ReplyDeleteThe system changed because the political left began using our taxpayer funded public schools to indoctrinate our children, rather than educate them. They "dumbed it down" so as not to "injure the self esteem" of underperforming students, began promoting leftist social issues, and started focusing more on "inclusion" than education. I briefly taught in the public schools, and my kid went to them, and that's what I saw. America has never achieved better than a 75% literacy rate, and we are behind EVERY other industrialized nation in almost every area. The radical left has taken the job of raising our nations children away from their parents, and is doing a miserable job of it. Transgendered bathrooms??? How about teaching our kids to read, write, and do arithmatic, and allow parents to raise their kids as THEY see fit!
DeleteI suggest you look at what the other industrialized countries spend on their school systems-- they clearly value public education-- and most if not all of those countries are run by the scary liberal governments that have me cowering under my bed.

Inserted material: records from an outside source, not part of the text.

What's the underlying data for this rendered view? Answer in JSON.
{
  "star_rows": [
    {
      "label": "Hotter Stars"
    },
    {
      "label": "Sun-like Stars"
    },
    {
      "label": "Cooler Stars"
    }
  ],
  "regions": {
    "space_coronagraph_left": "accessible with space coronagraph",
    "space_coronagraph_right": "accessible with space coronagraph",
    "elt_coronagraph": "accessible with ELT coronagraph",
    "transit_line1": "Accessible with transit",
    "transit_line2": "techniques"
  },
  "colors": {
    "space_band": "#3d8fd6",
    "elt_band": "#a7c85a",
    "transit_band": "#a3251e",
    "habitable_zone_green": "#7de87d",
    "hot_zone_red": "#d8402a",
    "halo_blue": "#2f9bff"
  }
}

Delete8:50, Springfielders love to dump on the school system. Since roughly 1990, the town budget has been passed by voters 100% of the time, while the school budget was rejected 48% of the time. This is, I think, because it gives us a sense of potency that we feel is lacking in the rest of our life.
ReplyDeleteNationally, Americans have been sold on the idea that public education is cr*p. It's false, but we've bought it. The people who have sold us on it are making millions off our credulity.
Vermont spends more than many, many other states on education, but look at our rankings:
Residents with High school completion: Vermont 5th
With Bachelor’s degree: Vermont 7th
With Advanced degree: Vermont 6th
(source: https://en.wikipedia.org/wiki/List_o...nal_attainment)
As for college completion rates:
Vermont (7th)— 65.3% graduate within 6 years and 52.4% within 4 years
(source: Graduation rates by state | College Completion)
As for preparing students for college or other further education, US News and World Report ranked:
Vermont #12
(source: How States Compare in the 2016 Best High Schools Rankings | Best High Schools | US News)
Not bad for a state whose GSP puts us about 46th and whose population is maybe 49th! Let's keep valuing our public education system.